Flux distribution analysis of P. pastoris metabolism under extreme DO conditions. A) Predicted metabolic flux distributions under extreme DO conditions (4% and 56% oxygen saturation) at μ = 0.075 h⁻¹. Parsimonious FBA (Lewis et al., 2010) was employed to obtain a representative flux distribution under each condition. B) Feasible flux ranges for main central carbon reactions of P. pastoris under extreme oxygenation conditions. Flux ranges were calculated using loopless FVA (Saa and Nielsen, 2016a) as described in the Materials and Methods section.
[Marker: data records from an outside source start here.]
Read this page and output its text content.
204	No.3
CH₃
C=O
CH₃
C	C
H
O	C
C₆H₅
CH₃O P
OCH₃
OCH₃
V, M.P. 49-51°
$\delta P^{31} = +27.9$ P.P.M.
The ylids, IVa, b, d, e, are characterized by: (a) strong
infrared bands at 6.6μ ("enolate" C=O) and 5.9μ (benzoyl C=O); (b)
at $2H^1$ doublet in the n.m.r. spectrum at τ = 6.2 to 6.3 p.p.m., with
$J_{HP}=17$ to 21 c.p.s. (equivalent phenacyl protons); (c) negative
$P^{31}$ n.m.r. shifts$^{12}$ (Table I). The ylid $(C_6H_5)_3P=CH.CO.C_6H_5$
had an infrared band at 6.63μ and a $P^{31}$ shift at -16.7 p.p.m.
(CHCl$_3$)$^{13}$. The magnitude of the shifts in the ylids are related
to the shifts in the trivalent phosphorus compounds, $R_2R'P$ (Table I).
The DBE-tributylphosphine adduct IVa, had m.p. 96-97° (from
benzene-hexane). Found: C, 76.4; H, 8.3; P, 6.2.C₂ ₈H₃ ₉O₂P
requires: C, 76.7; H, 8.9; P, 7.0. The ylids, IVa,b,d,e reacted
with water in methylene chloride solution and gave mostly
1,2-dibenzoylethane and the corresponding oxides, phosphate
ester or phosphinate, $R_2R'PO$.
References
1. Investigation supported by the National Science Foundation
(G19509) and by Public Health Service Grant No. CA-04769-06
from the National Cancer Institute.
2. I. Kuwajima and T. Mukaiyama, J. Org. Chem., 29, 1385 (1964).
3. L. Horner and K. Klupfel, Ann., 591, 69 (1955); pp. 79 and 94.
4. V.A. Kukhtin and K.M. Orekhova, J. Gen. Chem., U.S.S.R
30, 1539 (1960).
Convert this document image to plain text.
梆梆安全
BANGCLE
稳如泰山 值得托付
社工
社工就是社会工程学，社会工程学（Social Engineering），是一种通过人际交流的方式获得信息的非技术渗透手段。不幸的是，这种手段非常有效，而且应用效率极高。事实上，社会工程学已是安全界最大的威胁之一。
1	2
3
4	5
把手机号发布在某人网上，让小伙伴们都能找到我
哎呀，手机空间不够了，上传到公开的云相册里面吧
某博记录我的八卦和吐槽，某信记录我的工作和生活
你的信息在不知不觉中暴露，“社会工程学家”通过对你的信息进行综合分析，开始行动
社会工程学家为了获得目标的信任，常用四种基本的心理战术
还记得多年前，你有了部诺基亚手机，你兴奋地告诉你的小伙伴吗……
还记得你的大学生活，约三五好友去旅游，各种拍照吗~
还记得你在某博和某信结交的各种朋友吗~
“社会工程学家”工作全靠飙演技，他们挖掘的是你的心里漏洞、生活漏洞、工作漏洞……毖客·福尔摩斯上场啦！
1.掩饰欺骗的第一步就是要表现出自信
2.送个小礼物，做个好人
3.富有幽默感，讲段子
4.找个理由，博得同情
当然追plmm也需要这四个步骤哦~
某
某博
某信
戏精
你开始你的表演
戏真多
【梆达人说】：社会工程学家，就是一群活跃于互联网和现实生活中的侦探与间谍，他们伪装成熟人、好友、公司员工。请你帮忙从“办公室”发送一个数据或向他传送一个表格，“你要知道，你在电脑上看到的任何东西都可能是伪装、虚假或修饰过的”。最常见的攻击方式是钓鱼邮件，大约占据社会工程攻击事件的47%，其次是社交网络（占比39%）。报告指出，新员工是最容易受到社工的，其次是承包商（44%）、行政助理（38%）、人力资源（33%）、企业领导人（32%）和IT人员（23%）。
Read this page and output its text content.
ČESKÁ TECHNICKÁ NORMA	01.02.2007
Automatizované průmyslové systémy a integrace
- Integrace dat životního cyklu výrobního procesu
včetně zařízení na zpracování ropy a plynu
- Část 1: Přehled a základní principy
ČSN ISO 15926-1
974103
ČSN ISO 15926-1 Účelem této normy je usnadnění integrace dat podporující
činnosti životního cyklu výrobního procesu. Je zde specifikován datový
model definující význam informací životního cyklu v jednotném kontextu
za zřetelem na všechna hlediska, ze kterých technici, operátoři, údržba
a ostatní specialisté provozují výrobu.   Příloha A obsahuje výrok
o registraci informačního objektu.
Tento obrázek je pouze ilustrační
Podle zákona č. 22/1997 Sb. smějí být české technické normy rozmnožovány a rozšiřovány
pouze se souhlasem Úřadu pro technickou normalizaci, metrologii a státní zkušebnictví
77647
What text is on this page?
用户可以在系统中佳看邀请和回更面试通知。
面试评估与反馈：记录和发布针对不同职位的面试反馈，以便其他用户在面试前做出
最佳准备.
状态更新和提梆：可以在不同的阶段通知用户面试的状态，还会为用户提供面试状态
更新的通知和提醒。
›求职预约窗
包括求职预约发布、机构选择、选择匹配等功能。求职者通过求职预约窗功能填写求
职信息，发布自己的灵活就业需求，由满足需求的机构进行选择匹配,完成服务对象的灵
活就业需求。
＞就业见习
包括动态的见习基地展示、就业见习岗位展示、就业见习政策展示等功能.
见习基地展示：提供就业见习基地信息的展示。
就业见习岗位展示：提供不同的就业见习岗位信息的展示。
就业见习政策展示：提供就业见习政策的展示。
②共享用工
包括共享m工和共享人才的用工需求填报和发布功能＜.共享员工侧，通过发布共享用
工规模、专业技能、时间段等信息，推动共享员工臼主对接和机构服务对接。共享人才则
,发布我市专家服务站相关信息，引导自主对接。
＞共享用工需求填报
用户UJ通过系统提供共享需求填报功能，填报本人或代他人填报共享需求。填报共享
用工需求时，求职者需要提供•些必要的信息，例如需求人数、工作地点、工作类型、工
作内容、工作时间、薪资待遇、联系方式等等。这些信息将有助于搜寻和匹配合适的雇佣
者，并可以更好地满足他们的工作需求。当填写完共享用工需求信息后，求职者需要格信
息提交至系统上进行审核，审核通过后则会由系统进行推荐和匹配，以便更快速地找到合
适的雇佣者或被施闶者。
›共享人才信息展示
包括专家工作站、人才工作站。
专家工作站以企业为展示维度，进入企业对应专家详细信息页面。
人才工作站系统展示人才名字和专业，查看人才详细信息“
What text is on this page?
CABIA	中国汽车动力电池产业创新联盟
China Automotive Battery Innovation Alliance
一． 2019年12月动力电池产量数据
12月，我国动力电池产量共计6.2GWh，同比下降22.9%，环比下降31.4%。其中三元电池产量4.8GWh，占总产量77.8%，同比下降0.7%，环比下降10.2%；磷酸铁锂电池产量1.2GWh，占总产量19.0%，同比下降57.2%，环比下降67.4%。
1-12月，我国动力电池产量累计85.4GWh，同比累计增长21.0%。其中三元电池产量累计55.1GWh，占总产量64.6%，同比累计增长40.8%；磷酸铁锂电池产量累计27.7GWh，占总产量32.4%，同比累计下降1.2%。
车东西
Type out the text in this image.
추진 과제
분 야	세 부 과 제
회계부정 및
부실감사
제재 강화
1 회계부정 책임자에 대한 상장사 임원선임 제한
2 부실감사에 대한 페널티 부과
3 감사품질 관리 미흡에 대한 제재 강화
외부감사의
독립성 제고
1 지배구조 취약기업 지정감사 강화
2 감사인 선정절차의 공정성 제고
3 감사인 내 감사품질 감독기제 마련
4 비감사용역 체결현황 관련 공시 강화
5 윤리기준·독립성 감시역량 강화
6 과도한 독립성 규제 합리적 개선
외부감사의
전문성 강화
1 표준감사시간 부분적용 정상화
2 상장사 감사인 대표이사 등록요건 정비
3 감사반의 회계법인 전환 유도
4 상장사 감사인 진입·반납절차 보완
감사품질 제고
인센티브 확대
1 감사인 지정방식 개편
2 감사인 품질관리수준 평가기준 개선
Abbreviations: HEX, hexokinase; PGI, glucose-6-phosphate isomerase; TPI, triose-phosphate isomerase; GAPD, glyceraldehyde-3-phosphate dehydrogenase; ENO, enolase; PYK, pyruvate kinase; G6PDH2, glucose-6-phosphate dehydrogenase; PGL, 6-phosphogluconolactonase; GND, phosphogluconate dehydrogenase; RPI, ribose-5-phosphate isomerase; TKT1(2), transketolase 1(2); PYRt2m, pyruvate transport (mitochondrial); PDH1a, pyruvate dehydrogenase; CSm, citrate synthase (mitochondrial); ACONTm, aconitate hydratase (mitochondrial); ICDHxm, isocitrate dehydrogenase NAD-dependent (mitochondrial); ICDHym, isocitrate dehydrogenase NADP-dependent (mitochondrial); AKGDbm, oxoglutarate dehydrogenase dihydrolipoamide S-succinyltransferase (mitochondrial); SUCOASm, oxoglutarate dehydrogenase dihydrolipoamide S-succinyltransferase (mitochondrial); MDHm, malate dehydrogenase (mitochondrial); PC, pyruvate carboxylase; PYRDC, pyruvate decarboxylase; PGMT, phosphoglucomutase.

Fig. 6

Phase plot of optimal P. pastoris growth and thaumatin production as a function the specific growth rate and dissolved oxygen. The optimal conditions for efficient growth (dashed line) and increased thaumatin production (continuous line) are shown in thick black lines, whereas suboptimal conditions are represented with thin lines using the same symbols as before. As shown in the figure, optimal growth lie opposite to optimal production conditions.